Glyphs (aka font data for texts) are a nasty thing IMHO, since each font needs 256 files. Fortunately, you can either download them from existing vector offerings like basemap.de, or, even easier, you use https://maplibre.org/font-maker/ and put in the TTF file of your choice. After processing, you can download a ZIP with your glyphs - nice!
You also need sprites - i.e. one big PNG file which contains your images you want to use for POI-icons, line-patterns or area-textures, plus a JSON file that tells the renderer how to cut out the individual images again from the single PNG. Strange concept IMHO... Whatever. Problem is: There can be only _one_ sprite-file for the whole style! So you need to merge the sprite from other vector sources plus your own icons into a new sprite. For this I used "Free texture packer" (http://free-tex-packer.com/) - it is not perfect and the JSON needs a bit of editing afterwards, but it takes the bulk of the work.

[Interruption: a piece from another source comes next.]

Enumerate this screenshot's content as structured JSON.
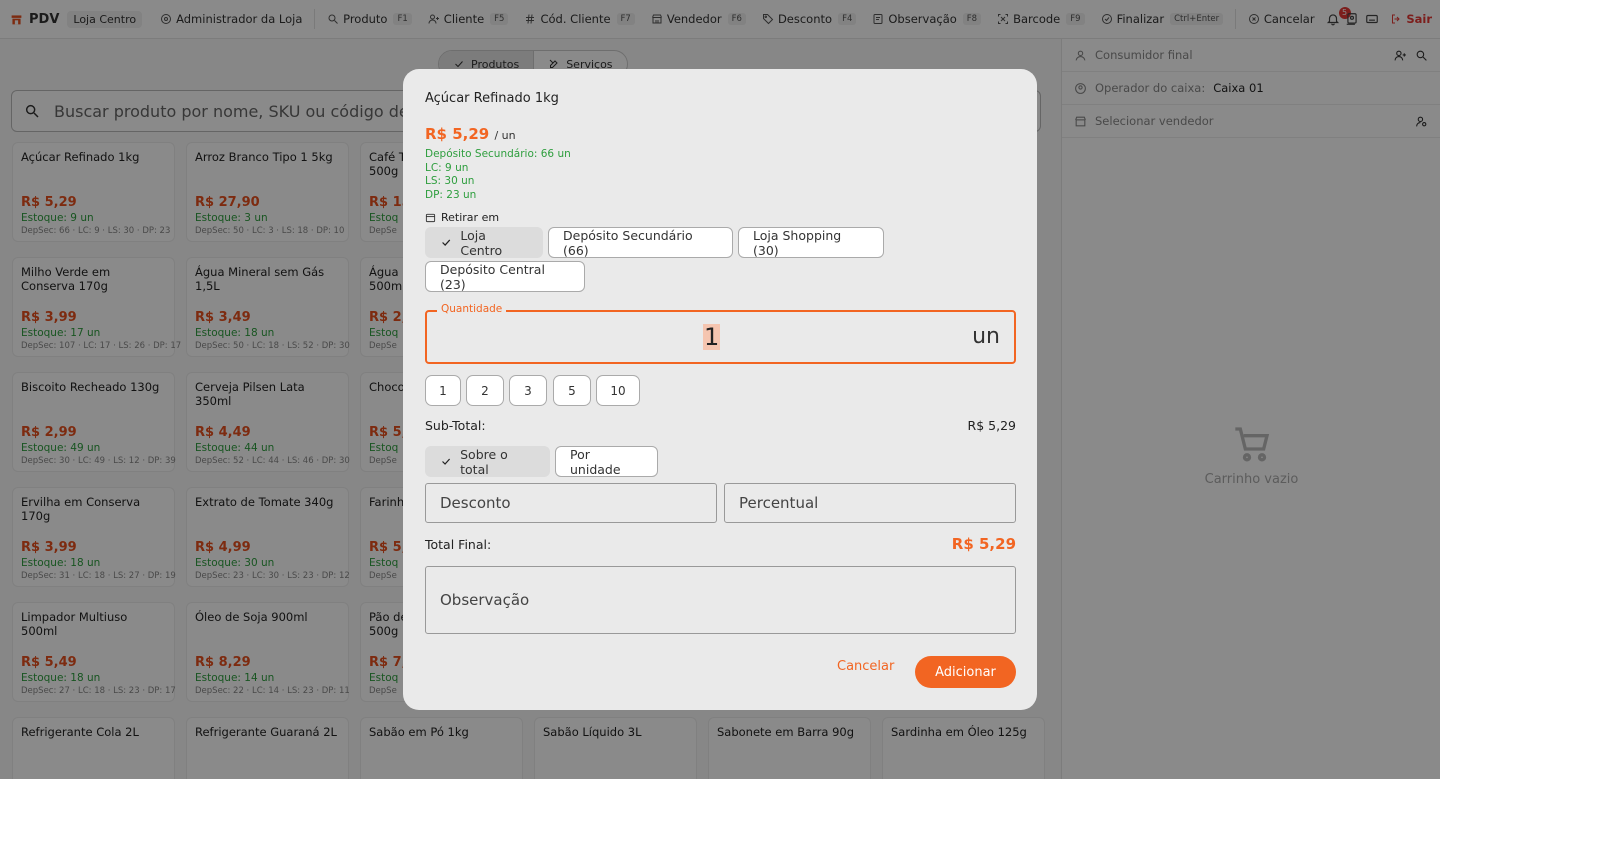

As I said: This is just like a dream come true! I have such a flexibility in putting maps together as I want, and from a bit of practical use it seems that even battery consumption is not too bad. Admittedly based on statistics of one, the plus in battery consumption compared to old-style raster maps, is 10% max. But I'll be careful here, more real life experience needed.

The ability to zoom in without the need to carry tons of raster data is just awesome! Especially if you have a place where the rendering otherwise is very crowded due to many overlapping POIs.


Still, I have some issues, and some ideas which I hope OruxMaps developers may pick up:
  • Bug: when oruxmaps is put into the background, new tiles are not rendered anymore when I bring back Oruxmaps to the front. I need to switch to a different map and back, or restart Oruxmaps. My guess is that the tile-server on port 8998 dies. This is unfortunately _really_annoying, and when working with raster maps makes the whole thing unusable.
  • When I change sprites or the style, some settings/changes are only picked up if I restart the phone. Even closing and restarting Oruxmaps does not help. This is interestingly the same with the Maputnik editor! I need to restart my computer(!) to have some changes apply. Closing the browser is not enough.
  • When I pick the Oruxmaps functionality "Open an offline map here...", the offline mapbox maps are not listed. It would be really nice if they were.
  • Switch to MapLibre! Mapbox has become kindof closed source and as far as I understand costs money. Maplibre is a fork, it is basically compatible, and works just as well! In places even better - with Oruxmaps' rendering sometimes textures are strangely distorted when scaled up to the highest zoom levels. Maputnik/Maplibre have better results.

Find attached a screenshot of the Czech/German border region with some of my renderings explained. If you are interested in having the resulting files and/or the process files to look deeper, let me know, I'll make them available for download.


Let me repeat: I am so happy with this new atlas options! Thanks to the Oruxmaps developers! I consider my 10€/year subscription very well invested. If the tile-server bug is fixed, this will be my new standard for hiking, that's for sure!